My family, colleagues, and friends are quick to reassure me that I’m being too hard on myself. And they are correct—but for a very different reason. They affirm me, and I’m grateful for their encouragement. But I think I’m too hard on myself because I forget the pace of spiritual growth. It’s not an overnight thing. It takes time. And we usually can’t recognize the progress of things that happen gradually.
I remember how my parents used to comment on the changes in our children when they’d visit, having not seen them for months. I’d hardly noticed any changes. Maybe it’s like that shock we get when we look at old photos of ourselves. We see change best by looking back.
Dr. A. H. Strong (1836-1921, Reformed Baptist theologian and minister) observed that “growth is not a uniform thing in the tree or in the Christian. [For a tree, in] some single months there is more growth than in all the year besides. During the rest of the year, however, there is solidification, without which the green timber would be useless. The period of rapid growth, when woody fiber is actually deposited between the bark and the trunk, occupies but four to six weeks in May, June and July.”

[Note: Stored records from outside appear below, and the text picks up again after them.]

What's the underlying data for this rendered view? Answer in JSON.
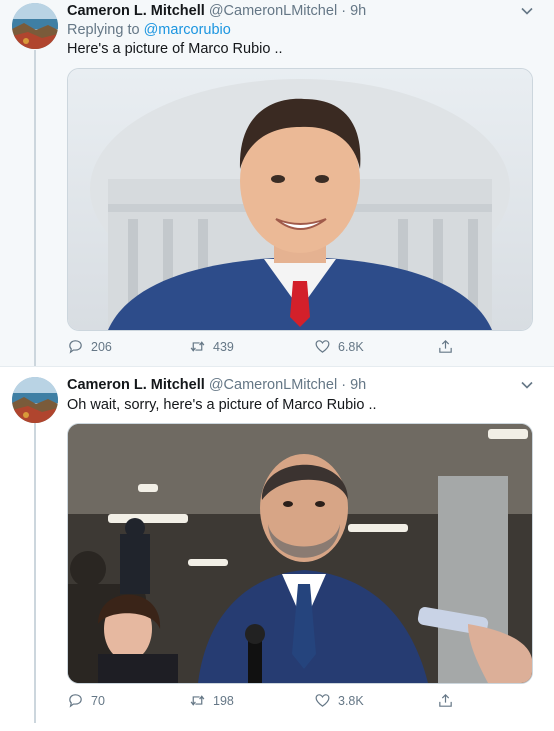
{
  "tweets": [
    {
      "name": "Cameron L. Mitchell",
      "handle": "@CameronLMitchel",
      "separator": "·",
      "time": "9h",
      "replying_prefix": "Replying to",
      "replying_to": "@marcorubio",
      "text": "Here's a picture of Marco Rubio ..",
      "counts": {
        "replies": "206",
        "retweets": "439",
        "likes": "6.8K"
      }
    },
    {
      "name": "Cameron L. Mitchell",
      "handle": "@CameronLMitchel",
      "separator": "·",
      "time": "9h",
      "text": "Oh wait, sorry, here's a picture of Marco Rubio ..",
      "counts": {
        "replies": "70",
        "retweets": "198",
        "likes": "3.8K"
      }
    }
  ],
  "icons": {
    "reply": "reply-icon",
    "retweet": "retweet-icon",
    "like": "heart-icon",
    "share": "share-icon",
    "menu": "chevron-down-icon"
  },
  "colors": {
    "link": "#1b95e0",
    "secondary": "#657786",
    "thread": "#ccd6dd"
  }
}
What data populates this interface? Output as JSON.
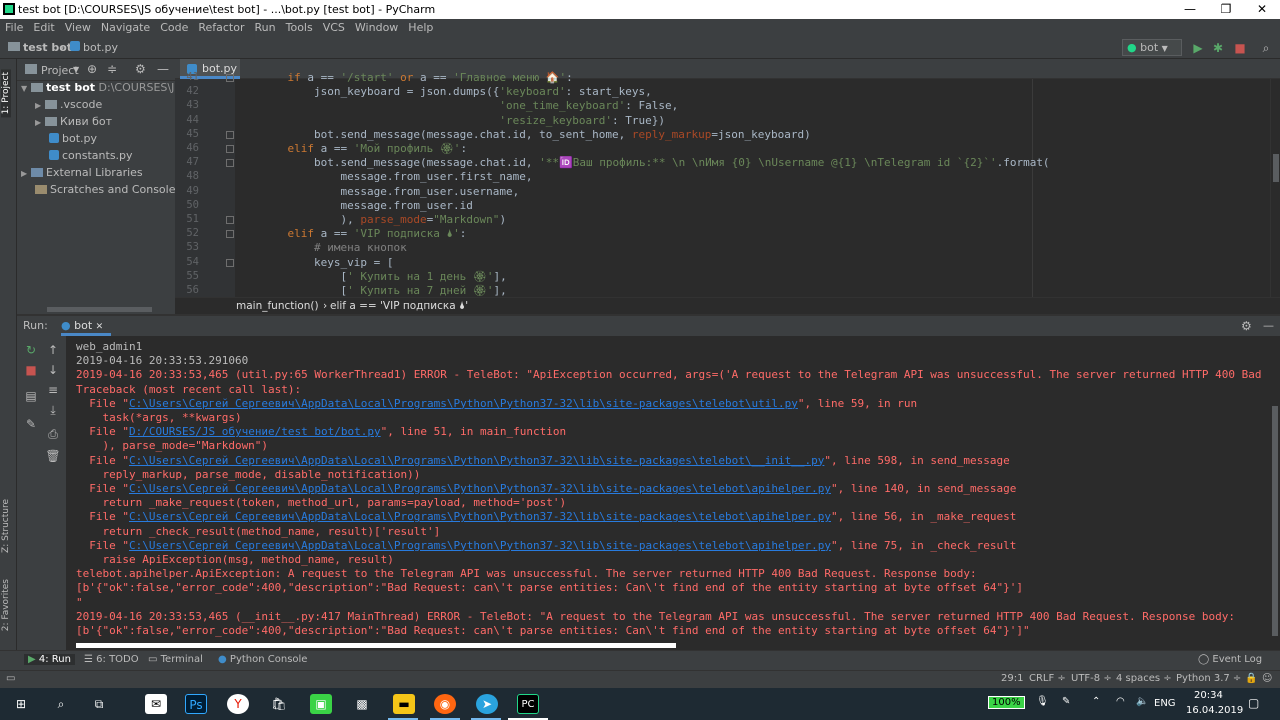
{
  "window": {
    "title": "test bot [D:\\COURSES\\JS обучение\\test bot] - ...\\bot.py [test bot] - PyCharm"
  },
  "menu": [
    "File",
    "Edit",
    "View",
    "Navigate",
    "Code",
    "Refactor",
    "Run",
    "Tools",
    "VCS",
    "Window",
    "Help"
  ],
  "nav": {
    "project": "test bot",
    "file": "bot.py",
    "run_config": "bot"
  },
  "project_panel": {
    "title": "Project",
    "root": "test bot",
    "root_path": "D:\\COURSES\\JS об",
    "items": [
      ".vscode",
      "Киви бот",
      "bot.py",
      "constants.py"
    ],
    "external": "External Libraries",
    "scratches": "Scratches and Consoles"
  },
  "side_tabs": {
    "project": "1: Project",
    "structure": "Z: Structure",
    "favorites": "2: Favorites"
  },
  "editor": {
    "tab": "bot.py",
    "lines": [
      {
        "n": "41",
        "t": "    if a == '/start' or a == 'Главное меню 🏠':"
      },
      {
        "n": "42",
        "t": "        json_keyboard = json.dumps({'keyboard': start_keys,"
      },
      {
        "n": "43",
        "t": "                                    'one_time_keyboard': False,"
      },
      {
        "n": "44",
        "t": "                                    'resize_keyboard': True})"
      },
      {
        "n": "45",
        "t": "        bot.send_message(message.chat.id, to_sent_home, reply_markup=json_keyboard)"
      },
      {
        "n": "46",
        "t": "    elif a == 'Мой профиль 🏵':"
      },
      {
        "n": "47",
        "t": "        bot.send_message(message.chat.id, '**🆔Ваш профиль:** \\n \\nИмя {0} \\nUsername @{1} \\nTelegram id `{2}`'.format("
      },
      {
        "n": "48",
        "t": "            message.from_user.first_name,"
      },
      {
        "n": "49",
        "t": "            message.from_user.username,"
      },
      {
        "n": "50",
        "t": "            message.from_user.id"
      },
      {
        "n": "51",
        "t": "            ), parse_mode=\"Markdown\")"
      },
      {
        "n": "52",
        "t": "    elif a == 'VIP подписка 🌢':"
      },
      {
        "n": "53",
        "t": "        # имена кнопок"
      },
      {
        "n": "54",
        "t": "        keys_vip = ["
      },
      {
        "n": "55",
        "t": "            [' Купить на 1 день 🏵'],"
      },
      {
        "n": "56",
        "t": "            [' Купить на 7 дней 🏵'],"
      }
    ],
    "breadcrumb": [
      "main_function()",
      "elif a == 'VIP подписка 🌢'"
    ]
  },
  "run": {
    "label": "Run:",
    "tab": "bot",
    "lines": [
      {
        "t": "web_admin1",
        "c": ""
      },
      {
        "t": "2019-04-16 20:33:53.291060",
        "c": ""
      },
      {
        "t": "2019-04-16 20:33:53,465 (util.py:65 WorkerThread1) ERROR - TeleBot: \"ApiException occurred, args=('A request to the Telegram API was unsuccessful. The server returned HTTP 400 Bad",
        "c": "er"
      },
      {
        "t": "Traceback (most recent call last):",
        "c": "er"
      },
      {
        "p": "  File \"",
        "l": "C:\\Users\\Сергей Сергеевич\\AppData\\Local\\Programs\\Python\\Python37-32\\lib\\site-packages\\telebot\\util.py",
        "s": "\", line 59, in run",
        "c": "er"
      },
      {
        "t": "    task(*args, **kwargs)",
        "c": "er"
      },
      {
        "p": "  File \"",
        "l": "D:/COURSES/JS обучение/test bot/bot.py",
        "s": "\", line 51, in main_function",
        "c": "er"
      },
      {
        "t": "    ), parse_mode=\"Markdown\")",
        "c": "er"
      },
      {
        "p": "  File \"",
        "l": "C:\\Users\\Сергей Сергеевич\\AppData\\Local\\Programs\\Python\\Python37-32\\lib\\site-packages\\telebot\\__init__.py",
        "s": "\", line 598, in send_message",
        "c": "er"
      },
      {
        "t": "    reply_markup, parse_mode, disable_notification))",
        "c": "er"
      },
      {
        "p": "  File \"",
        "l": "C:\\Users\\Сергей Сергеевич\\AppData\\Local\\Programs\\Python\\Python37-32\\lib\\site-packages\\telebot\\apihelper.py",
        "s": "\", line 140, in send_message",
        "c": "er"
      },
      {
        "t": "    return _make_request(token, method_url, params=payload, method='post')",
        "c": "er"
      },
      {
        "p": "  File \"",
        "l": "C:\\Users\\Сергей Сергеевич\\AppData\\Local\\Programs\\Python\\Python37-32\\lib\\site-packages\\telebot\\apihelper.py",
        "s": "\", line 56, in _make_request",
        "c": "er"
      },
      {
        "t": "    return _check_result(method_name, result)['result']",
        "c": "er"
      },
      {
        "p": "  File \"",
        "l": "C:\\Users\\Сергей Сергеевич\\AppData\\Local\\Programs\\Python\\Python37-32\\lib\\site-packages\\telebot\\apihelper.py",
        "s": "\", line 75, in _check_result",
        "c": "er"
      },
      {
        "t": "    raise ApiException(msg, method_name, result)",
        "c": "er"
      },
      {
        "t": "telebot.apihelper.ApiException: A request to the Telegram API was unsuccessful. The server returned HTTP 400 Bad Request. Response body:",
        "c": "er"
      },
      {
        "t": "[b'{\"ok\":false,\"error_code\":400,\"description\":\"Bad Request: can\\'t parse entities: Can\\'t find end of the entity starting at byte offset 64\"}']",
        "c": "er"
      },
      {
        "t": "\"",
        "c": "er"
      },
      {
        "t": "2019-04-16 20:33:53,465 (__init__.py:417 MainThread) ERROR - TeleBot: \"A request to the Telegram API was unsuccessful. The server returned HTTP 400 Bad Request. Response body:",
        "c": "er"
      },
      {
        "t": "[b'{\"ok\":false,\"error_code\":400,\"description\":\"Bad Request: can\\'t parse entities: Can\\'t find end of the entity starting at byte offset 64\"}']\"",
        "c": "er"
      }
    ]
  },
  "bottom_tabs": [
    "4: Run",
    "6: TODO",
    "Terminal",
    "Python Console"
  ],
  "event_log": "Event Log",
  "status": {
    "pos": "29:1",
    "crlf": "CRLF ÷",
    "enc": "UTF-8 ÷",
    "indent": "4 spaces ÷",
    "py": "Python 3.7 ÷"
  },
  "taskbar": {
    "battery": "100%",
    "lang": "ENG",
    "time": "20:34",
    "date": "16.04.2019"
  }
}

Our assumption that growth should be rapid and continual can lead to frustration and discouragement. Growth happens in episodes, in spurts. A time of learning and a time of practicing. A time of inspiration and a time of absorption. Like a tree, there’s a time of rapid growth and a time of living into that growth.
Growth takes time. And God isn’t in a hurry.
One of the ironies of my writing this now is that I have known and proclaimed this truth for years—and yet continually struggle to live into it. Long, long ago, I spoke at the baccalaureate for my graduating class from seminary. Later, I published my remarks in an article for Christianity Today magazine called, “What to Expect of a Seminary Graduate.” Two sentences from that article have been quoted time and again in other publications (including inspirational calendars!) “A lasting work requires extensive preparation. Full grown oaks aren’t produced in three years, and neither are servants of God.”
Impatience with ourselves is a sure sign we have forgotten how we grow in God’s grace.
I take great encouragement from Paul’s words:
“…being confident of this, that he who began a good work in you will carry it on to completion until the day of Christ Jesus” (Philippians 1:6 NIV).
Be patient and trust God. Spiritual growth is gradual. Grow slowly, grow solidly.